In some cases, manufacturers were forced to consider using alternative ingredients to meet consumer demand. That became problematic because in the U.S., any changes to approved food additives and formulations may require FDA approval. FDA developed a guidance document with provisions to temporarily help manufacturers through the supplier availability challenges; however, vigilant oversight of the safety of food via the Foreign Supplier Verification Programs (FSVP) is and will continue to be a top priority.
FSVP for Foods
Enhancement of supply chain protection through FSVP is mandated under the Food Safety Modernization Act (FSMA). Each importer of FDA-regulated foods must have a documented and on-going FSVP that is overseen by a Qualified Individual (or team) with the training, education or experience (or some combination) necessary to undertake the FSVP activities.
“For example,” explains Suarez, “the importer must establish, sustain and adhere to an FSVP that adequately documents and affirms that the foreign supplier is producing the ‘food in compliance with processes and procedures that provide at least the same level of public health protection’ as those in the Hazard Analysis and risk-based preventive controls (HARPC/Preventive Control Rule) and the new Standards for Produce Safety. 21 C.F.R. 1.502(a). food importers must also verify that the imported food is not adulterated or misbranded because it fails to disclose the presence of major food allergens in compliance with the Federal Food, Drug and Cosmetic Act (FD&C).”
The specific food-safety protocols in any given FSVP plan will depend upon a variety of factors, including inherent risks associated with the food or the processing steps, the region or country of origin of the food, the ingredients used, the number of manufacturing parties involved in making the food, etc. Not having an FSVP is the number-one FDA citation for U.S. food importers leading into a DWPE of Human and Animal Foods imported from foreign suppliers who are not in compliance with the requirements of FSVP.

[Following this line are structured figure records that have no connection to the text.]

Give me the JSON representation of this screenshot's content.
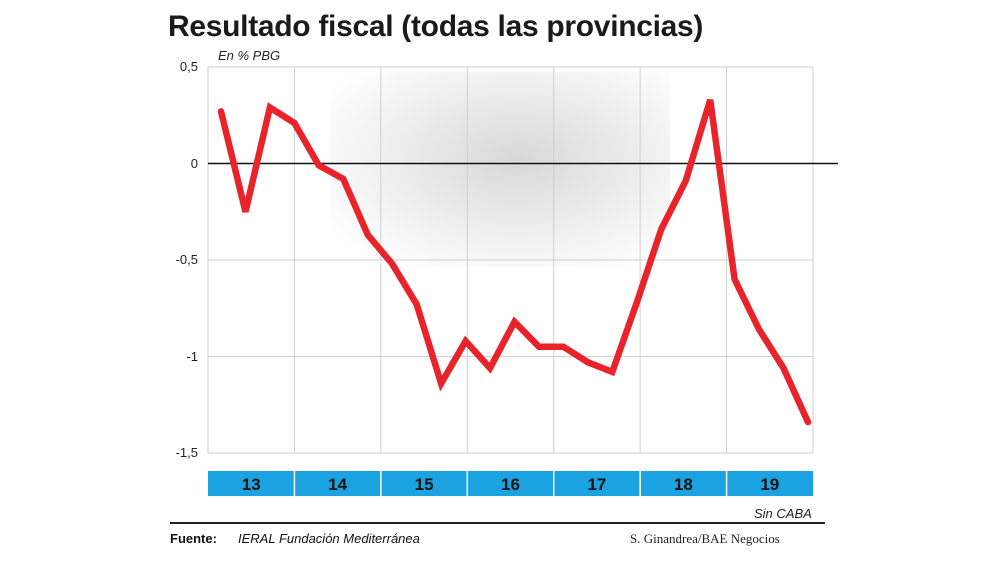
{
  "header": {
    "title": "Resultado fiscal (todas las provincias)",
    "unit_label": "En % PBG"
  },
  "footer": {
    "note": "Sin CABA",
    "source_label": "Fuente:",
    "source_text": "IERAL Fundación Mediterránea",
    "credit": "S. Ginandrea/BAE Negocios"
  },
  "colors": {
    "line": "#e8232a",
    "year_band": "#1aa3e0",
    "grid": "#cfcfcf",
    "zero_line": "#111111"
  },
  "chart_data": {
    "type": "line",
    "title": "Resultado fiscal (todas las provincias)",
    "ylabel": "En % PBG",
    "ylim": [
      -1.5,
      0.5
    ],
    "yticks": [
      0.5,
      0,
      -0.5,
      -1,
      -1.5
    ],
    "ytick_labels": [
      "0,5",
      "0",
      "-0,5",
      "-1",
      "-1,5"
    ],
    "year_groups": [
      "13",
      "14",
      "15",
      "16",
      "17",
      "18",
      "19"
    ],
    "quarters_per_year": 4,
    "series": [
      {
        "values": [
          0.27,
          -0.25,
          0.29,
          0.21,
          -0.01,
          -0.08,
          -0.37,
          -0.52,
          -0.73,
          -1.14,
          -0.92,
          -1.06,
          -0.82,
          -0.95,
          -0.95,
          -1.03,
          -1.08,
          -0.72,
          -0.34,
          -0.09,
          0.33,
          -0.6,
          -0.86,
          -1.06,
          -1.34
        ]
      }
    ],
    "grid": true
  }
}
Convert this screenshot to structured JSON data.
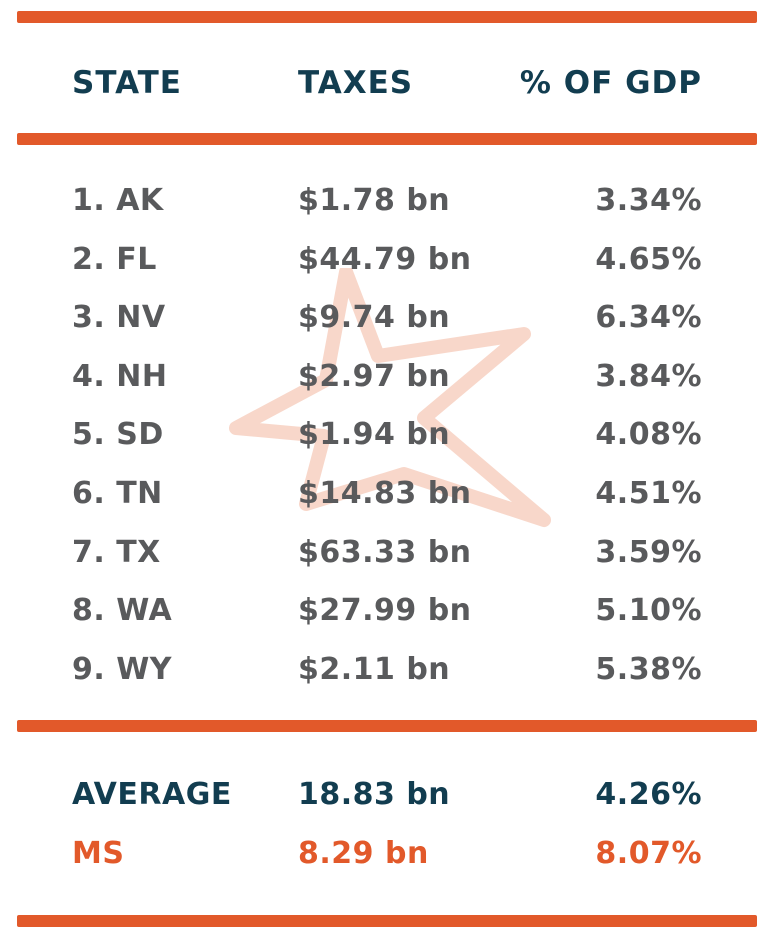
{
  "colors": {
    "accent": "#e2592a",
    "header": "#123d50",
    "body_text": "#595a5c",
    "watermark": "#f5c9b8"
  },
  "header": {
    "state": "STATE",
    "taxes": "TAXES",
    "pct": "% OF GDP"
  },
  "rows": [
    {
      "state": "1. AK",
      "taxes": "$1.78 bn",
      "pct": "3.34%"
    },
    {
      "state": "2. FL",
      "taxes": "$44.79 bn",
      "pct": "4.65%"
    },
    {
      "state": "3. NV",
      "taxes": "$9.74 bn",
      "pct": "6.34%"
    },
    {
      "state": "4. NH",
      "taxes": "$2.97 bn",
      "pct": "3.84%"
    },
    {
      "state": "5. SD",
      "taxes": "$1.94 bn",
      "pct": "4.08%"
    },
    {
      "state": "6. TN",
      "taxes": "$14.83 bn",
      "pct": "4.51%"
    },
    {
      "state": "7. TX",
      "taxes": "$63.33 bn",
      "pct": "3.59%"
    },
    {
      "state": "8. WA",
      "taxes": "$27.99 bn",
      "pct": "5.10%"
    },
    {
      "state": "9. WY",
      "taxes": "$2.11 bn",
      "pct": "5.38%"
    }
  ],
  "average": {
    "state": "AVERAGE",
    "taxes": "18.83 bn",
    "pct": "4.26%"
  },
  "ms": {
    "state": "MS",
    "taxes": "8.29 bn",
    "pct": "8.07%"
  },
  "chart_data": {
    "type": "table",
    "columns": [
      "STATE",
      "TAXES",
      "% OF GDP"
    ],
    "rows": [
      [
        "1. AK",
        "$1.78 bn",
        "3.34%"
      ],
      [
        "2. FL",
        "$44.79 bn",
        "4.65%"
      ],
      [
        "3. NV",
        "$9.74 bn",
        "6.34%"
      ],
      [
        "4. NH",
        "$2.97 bn",
        "3.84%"
      ],
      [
        "5. SD",
        "$1.94 bn",
        "4.08%"
      ],
      [
        "6. TN",
        "$14.83 bn",
        "4.51%"
      ],
      [
        "7. TX",
        "$63.33 bn",
        "3.59%"
      ],
      [
        "8. WA",
        "$27.99 bn",
        "5.10%"
      ],
      [
        "9. WY",
        "$2.11 bn",
        "5.38%"
      ],
      [
        "AVERAGE",
        "18.83 bn",
        "4.26%"
      ],
      [
        "MS",
        "8.29 bn",
        "8.07%"
      ]
    ]
  }
}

Working with FDA and USDA imports into the U.S. is complicated. Do your homework and enlist the assistance of a qualified regulatory expert who can help you understand specific requirements by Agency, product type and country of origin. They will know how and in what order permits should be filed, and work with you to develop compliance strategies for products on FDA or USDA’s import alert lists and/or from countries on detention Red lists. Their knowledge and guidance will save you time and money in the long run.